Para así resolver, el voto que conforma la mayoría, liderado por la opinión de la Dra. Ferreyros, sostuvo que el sólo hecho de la prestación de servicios permite presumir la existencia de un contrato de trabajo, aun cuando la demandada haya alegado defensivamente que la prestación de servicios fue de carácter independiente. Sostuvo además que ni siquiera se admitía la prueba en contrario, porque la locación de servicios ha sido abrogada totalmente en la actualidad, y absorbida en su totalidad por el contrato de trabajo.Conforme tal voto, en los últimos 50 años, ningún civilista reconocido o destacado ha utilizado la figura de la locación de servicios, la cual ha sido abrogada por la figura del contrato de trabajo y cualquier intento de empleo de dicha figura sería inconstitucional por violación del principio protectorio del artículo 14 bis CN.

La postura de la CNAT, si bien es extrema, es o fue compartida por algún sector doctrinario. Es la tesis amplia en estado puro, en su acepción más extrema.

Luego, llegado el caso a la CSJN por vía de recurso extraordinario de inconstitucionalidad, por arbitrariedad, ésta última decidió revocar la sentencia de la CNAT por entender que incurrió en ar bitrariedad en la valoración de la prueba y en un dogmatismo al momento de expedirse acerca de la vigencia o no de la figura de la locación de servicios.

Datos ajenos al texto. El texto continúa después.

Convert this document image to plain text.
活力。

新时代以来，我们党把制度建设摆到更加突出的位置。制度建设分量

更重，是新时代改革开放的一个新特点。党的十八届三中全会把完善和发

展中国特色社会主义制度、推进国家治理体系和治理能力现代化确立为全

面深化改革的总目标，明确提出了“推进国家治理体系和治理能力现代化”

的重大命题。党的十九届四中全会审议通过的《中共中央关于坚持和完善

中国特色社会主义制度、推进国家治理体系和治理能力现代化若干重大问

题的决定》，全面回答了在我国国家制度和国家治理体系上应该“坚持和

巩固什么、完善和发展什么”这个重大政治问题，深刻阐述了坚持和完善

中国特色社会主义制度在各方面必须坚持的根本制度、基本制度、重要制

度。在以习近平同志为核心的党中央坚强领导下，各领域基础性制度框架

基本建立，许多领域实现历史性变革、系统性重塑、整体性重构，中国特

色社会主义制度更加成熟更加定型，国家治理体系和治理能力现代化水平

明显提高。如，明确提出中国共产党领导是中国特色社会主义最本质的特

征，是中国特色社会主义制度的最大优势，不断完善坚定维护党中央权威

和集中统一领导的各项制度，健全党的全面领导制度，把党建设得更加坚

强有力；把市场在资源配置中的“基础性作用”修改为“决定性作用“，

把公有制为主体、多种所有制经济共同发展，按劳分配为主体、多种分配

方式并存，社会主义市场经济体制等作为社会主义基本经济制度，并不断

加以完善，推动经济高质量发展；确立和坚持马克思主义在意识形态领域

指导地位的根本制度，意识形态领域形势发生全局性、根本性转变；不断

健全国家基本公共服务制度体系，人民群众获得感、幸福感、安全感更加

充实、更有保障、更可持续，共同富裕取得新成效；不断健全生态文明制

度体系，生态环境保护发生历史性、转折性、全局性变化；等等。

La CSJN destaca en primer lugar que la CNAT incurrió en un dogmatismo al señalar que la locación de servicios ha sido absorbida por el contrato de trabajo. En efecto, sostiene la CSJN que:

1) No puede negarse que existen un sinnúmero de prestaciones que en la vida cotidiana se realizan en carácter de locación de servicios (contratación de plomeros, gasistas, electricistas, profesionales liberales, etc) y que no pueden encuadrarse ligeramente en el campo de la contratación laboral.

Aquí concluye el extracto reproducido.